Pessoas de boa-fé presumem que o órgão superior da Ministério Público não informaria, urbi et orbi, que um primeiro-ministro está sob investigação sem que, por detrás, nos aspectos sob o resguardo de uma investigação, houvesse razões muito substanciais.

Para escândalo do mais elementar senso comum, pouco depois da notícia que levou à queda do governo, não só se percebeu que o Ministério Público confundiu o que seria uma menção a António Costa com a de um seu ministro que calha ser seu homónimo – António Costa Silva, ministro da Economia e do Mar –, como ainda, ao que parece, não dispunha de nada mais substancial a justificar a investigação que se declarou estar em curso.

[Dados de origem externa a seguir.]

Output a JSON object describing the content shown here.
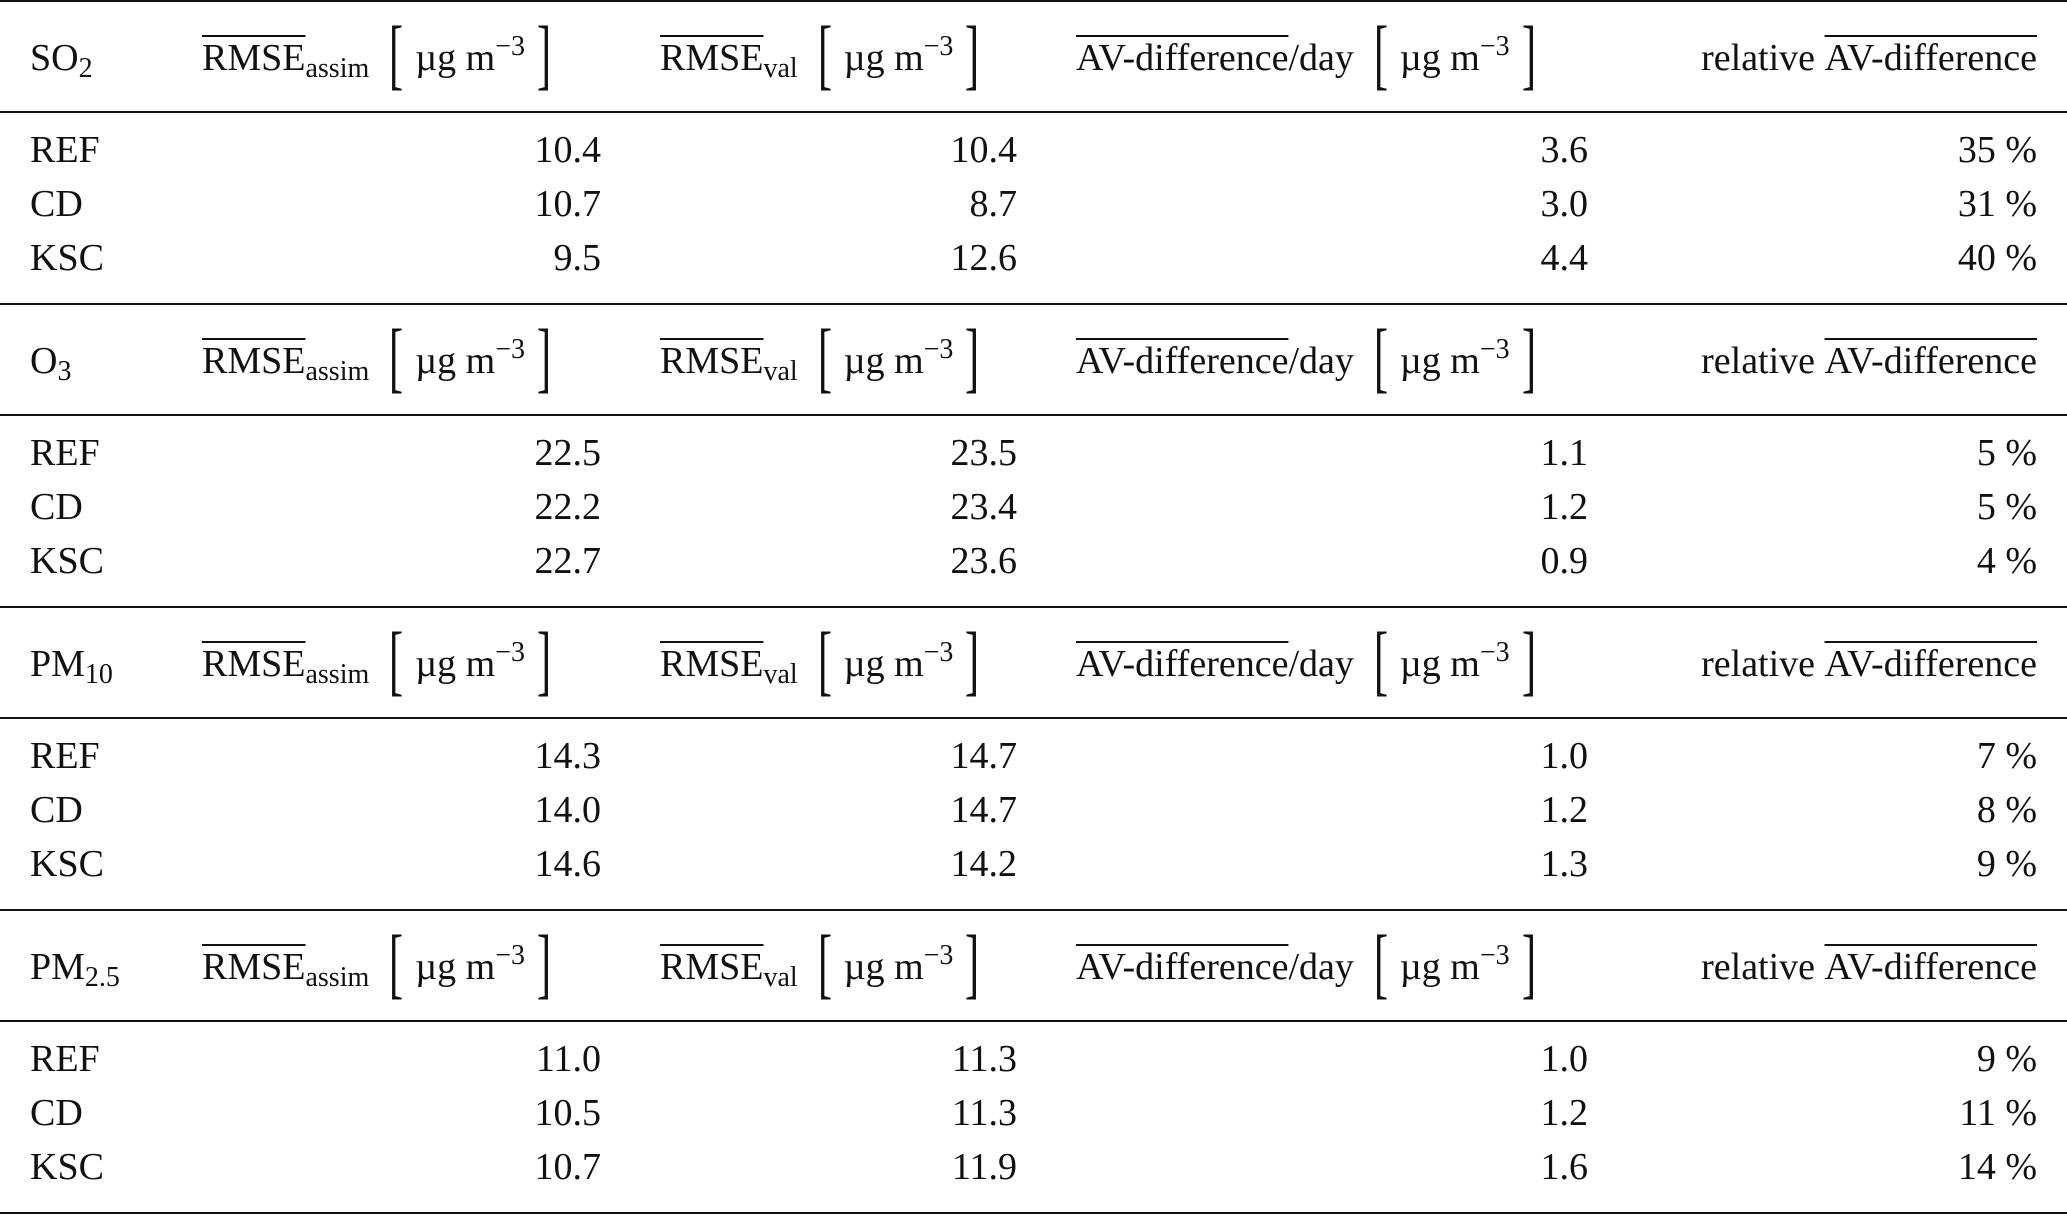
{
  "header_labels": {
    "rmse_assim_main": "RMSE",
    "rmse_assim_sub": "assim",
    "rmse_val_main": "RMSE",
    "rmse_val_sub": "val",
    "av_diff_main": "AV-difference",
    "av_diff_suffix": "/day",
    "relative_prefix": "relative",
    "relative_main": "AV-difference",
    "unit_text": "µg m",
    "unit_exp": "−3",
    "bracket_open": "[",
    "bracket_close": "]"
  },
  "sections": [
    {
      "species_main": "SO",
      "species_sub": "2",
      "rows": [
        {
          "label": "REF",
          "rmse_assim": "10.4",
          "rmse_val": "10.4",
          "av_diff_day": "3.6",
          "relative": "35 %"
        },
        {
          "label": "CD",
          "rmse_assim": "10.7",
          "rmse_val": "8.7",
          "av_diff_day": "3.0",
          "relative": "31 %"
        },
        {
          "label": "KSC",
          "rmse_assim": "9.5",
          "rmse_val": "12.6",
          "av_diff_day": "4.4",
          "relative": "40 %"
        }
      ]
    },
    {
      "species_main": "O",
      "species_sub": "3",
      "rows": [
        {
          "label": "REF",
          "rmse_assim": "22.5",
          "rmse_val": "23.5",
          "av_diff_day": "1.1",
          "relative": "5 %"
        },
        {
          "label": "CD",
          "rmse_assim": "22.2",
          "rmse_val": "23.4",
          "av_diff_day": "1.2",
          "relative": "5 %"
        },
        {
          "label": "KSC",
          "rmse_assim": "22.7",
          "rmse_val": "23.6",
          "av_diff_day": "0.9",
          "relative": "4 %"
        }
      ]
    },
    {
      "species_main": "PM",
      "species_sub": "10",
      "rows": [
        {
          "label": "REF",
          "rmse_assim": "14.3",
          "rmse_val": "14.7",
          "av_diff_day": "1.0",
          "relative": "7 %"
        },
        {
          "label": "CD",
          "rmse_assim": "14.0",
          "rmse_val": "14.7",
          "av_diff_day": "1.2",
          "relative": "8 %"
        },
        {
          "label": "KSC",
          "rmse_assim": "14.6",
          "rmse_val": "14.2",
          "av_diff_day": "1.3",
          "relative": "9 %"
        }
      ]
    },
    {
      "species_main": "PM",
      "species_sub": "2.5",
      "rows": [
        {
          "label": "REF",
          "rmse_assim": "11.0",
          "rmse_val": "11.3",
          "av_diff_day": "1.0",
          "relative": "9 %"
        },
        {
          "label": "CD",
          "rmse_assim": "10.5",
          "rmse_val": "11.3",
          "av_diff_day": "1.2",
          "relative": "11 %"
        },
        {
          "label": "KSC",
          "rmse_assim": "10.7",
          "rmse_val": "11.9",
          "av_diff_day": "1.6",
          "relative": "14 %"
        }
      ]
    }
  ]
}
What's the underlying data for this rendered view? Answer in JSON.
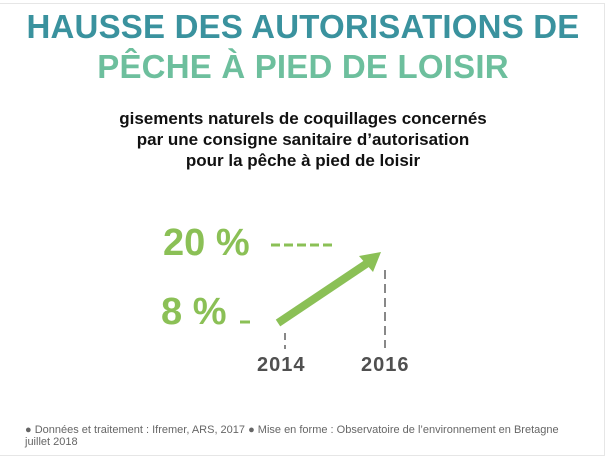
{
  "title": {
    "line1": "HAUSSE DES AUTORISATIONS DE",
    "line2": "PÊCHE À PIED DE LOISIR"
  },
  "subtitle": [
    "gisements naturels de coquillages concernés",
    "par une consigne sanitaire d’autorisation",
    "pour la pêche à pied de loisir"
  ],
  "chart_data": {
    "type": "line",
    "x": [
      "2014",
      "2016"
    ],
    "values": [
      8,
      20
    ],
    "value_labels": [
      "8 %",
      "20 %"
    ],
    "tick_labels": [
      "2014",
      "2016"
    ],
    "colors": {
      "line": "#8bc056",
      "guides": "#888888",
      "years": "#505050"
    }
  },
  "colors": {
    "title1": "#3a929e",
    "title2": "#6dbf9d"
  },
  "footer": "● Données et traitement : Ifremer, ARS, 2017 ● Mise en forme : Observatoire de l’environnement en Bretagne juillet 2018"
}
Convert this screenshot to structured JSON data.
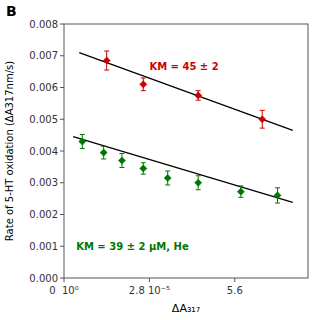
{
  "chart_data": {
    "type": "scatter",
    "title": "B",
    "xlabel": "ΔA₃₁₇",
    "ylabel": "Rate of 5-HT oxidation (ΔA317nm/s)",
    "xlim": [
      0,
      8e-05
    ],
    "ylim": [
      0,
      0.008
    ],
    "xticks": [
      {
        "value": 0,
        "label": "0  10⁰"
      },
      {
        "value": 2.8e-05,
        "label": "2.8 10⁻⁵"
      },
      {
        "value": 5.6e-05,
        "label": "5.6"
      }
    ],
    "yticks": [
      {
        "value": 0,
        "label": "0.000"
      },
      0.001,
      0.002,
      0.003,
      0.004,
      0.005,
      0.006,
      0.007,
      0.008
    ],
    "grid": false,
    "series": [
      {
        "type": "line",
        "color": "#000000",
        "x": [
          5e-06,
          7.5e-05
        ],
        "values": [
          0.0071,
          0.00465
        ]
      },
      {
        "type": "line",
        "color": "#000000",
        "x": [
          3e-06,
          7.5e-05
        ],
        "values": [
          0.00445,
          0.00238
        ]
      },
      {
        "type": "scatter",
        "color": "#cc0000",
        "marker": "diamond",
        "x": [
          1.4e-05,
          2.6e-05,
          4.4e-05,
          6.5e-05
        ],
        "values": [
          0.00685,
          0.0061,
          0.00575,
          0.005
        ],
        "yerr": [
          0.0003,
          0.0002,
          0.00015,
          0.00028
        ]
      },
      {
        "type": "scatter",
        "color": "#007700",
        "marker": "diamond",
        "x": [
          6e-06,
          1.3e-05,
          1.9e-05,
          2.6e-05,
          3.4e-05,
          4.4e-05,
          5.8e-05,
          7e-05
        ],
        "values": [
          0.0043,
          0.00395,
          0.0037,
          0.00345,
          0.00315,
          0.003,
          0.00272,
          0.0026
        ],
        "yerr": [
          0.00022,
          0.0002,
          0.00022,
          0.00018,
          0.00022,
          0.00022,
          0.00018,
          0.00024
        ]
      }
    ],
    "annotations": [
      {
        "text": "KM = 45 ± 2",
        "x": 2.8e-05,
        "y": 0.00655,
        "color": "#cc0000"
      },
      {
        "text": "KM = 39 ± 2 μM, He",
        "x": 4e-06,
        "y": 0.00088,
        "color": "#007700"
      }
    ]
  }
}
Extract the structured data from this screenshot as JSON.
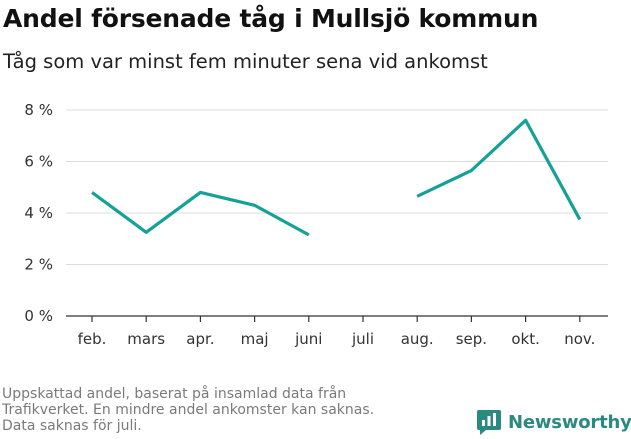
{
  "title": "Andel försenade tåg i Mullsjö kommun",
  "subtitle": "Tåg som var minst fem minuter sena vid ankomst",
  "footnote": [
    "Uppskattad andel, baserat på insamlad data från",
    "Trafikverket. En mindre andel ankomster kan saknas.",
    "Data saknas för juli."
  ],
  "brand": "Newsworthy",
  "colors": {
    "line": "#14a197",
    "grid": "#dddddd",
    "brand": "#2b8a80"
  },
  "chart_data": {
    "type": "line",
    "categories": [
      "feb.",
      "mars",
      "apr.",
      "maj",
      "juni",
      "juli",
      "aug.",
      "sep.",
      "okt.",
      "nov."
    ],
    "series": [
      {
        "values": [
          4.8,
          3.25,
          4.8,
          4.3,
          3.15,
          null,
          4.65,
          5.65,
          7.6,
          3.75
        ]
      }
    ],
    "yticks": [
      0,
      2,
      4,
      6,
      8
    ],
    "ytick_labels": [
      "0 %",
      "2 %",
      "4 %",
      "6 %",
      "8 %"
    ],
    "ylim": [
      0,
      8
    ],
    "grid": true,
    "legend": "none"
  }
}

Decerto, persiste o escândalo, que envergonhou António Costa, de um chefe de gabinete do primeiro-ministro, sobrevivente dos tempos de Sócrates, esconder dinheiro vivo em São Bento, escândalo mais que suficiente para que Costa apresentasse a demissão. Pelo menos assim deve ser num país em que as suas mais altas instituições interpretem exemplarmente a sua missão pública. Alexandra Leitão bem o reconhece agora: deveria ter sido feita uma reflexão no pós-socratismo. Há muito, mas sempre vão a tempo de a fazer. Simplesmente, entretanto, o escândalo maior é outro.

Se a boa-fé cidadã levou a sério a Procuradoria-Geral da República no passado dia 7 de novembro, o que se pode concluir se perseverarmos na mesma atitude de boa-fé agora em face deste outro escândalo?

Só se vislumbram duas opções com sentido. Ou assumir que estivemos diante da mais gritante incompetência de um Ministério Público, o que deveria forçosamente conduzir a Procuradora-Geral da República a apresentar a sua demissão, pela inacreditável leviandade e falta à responsabilidade inscrita na Constituição de defender a legalidade democrática. Ou admitir o impensável, a suspeita, que se vai fazendo ouvir, de que nos aconteceu, sem que nos apercebêssemos, um golpe de estado.

“O pior ataque que o 25 de Abril e os seus valores sofrem desde a entrada em vigor da Constituição da República”, escreveu Vasco Lourenço. “Há quem fale em golpe de Estado e eu chego a pensar que podemos estar sob um golpe de Estado, porque daqui a uns meses vamos saber que isto não era nada e não tem nenhuma consistência”, analisou com lucidez assinalável Maria de Lourdes Rodrigues. Que acrescenta um dado que deve fazer reflectir: “mais de 70% dos processos que são levantados não são conclusivos”.

Dizer golpe de estado é usar de uma certa liberdade, pois não é tanto o derrube do poder por uma força que se sobrepõe à ordem legítima – golpe perpetrado por militares ou por quem os consegue mobilizar em facção – mas sim como se os instrumentos para identificar e prevenir um golpe de Estado tivessem sido hackeados.

O lugar da identificação do golpe de Estado tornou-se o lugar em que é perpetrado, se for esse o caso, o que nunca saberemos dada a neutralização da capacidade de o identificar.  Resta as opiniões, de uns e de outros, normalizadas como se fossem apenas debate político, o que já de si merece apreensão. Normalizar o discurso da corrupção, do golpe, da excepção, é abrir uma caixa de pandora que já não podemos evitar que traga consequências eleitorais.

No fim da noite ficou uma espécie de golpe de Estado nos resultados, sem que nenhuma responsabilidade por ele possa ser abertamente imputada. É quase um crime perfeito. Extrai-se toda a eficácia do que não precisou sequer de ter realmente acontecido. O antigo conselho de que à mulher de César não basta ser, é preciso parecer nunca dispensou o conselho político inverso: não basta parecer, é preciso ser. De outro modo, alguém está de má-fé.

À beira dos 50 anos de democracia, saberemos manter um país para pessoas de boa-fé?

O autor escreve de acordo com a antiga ortografia.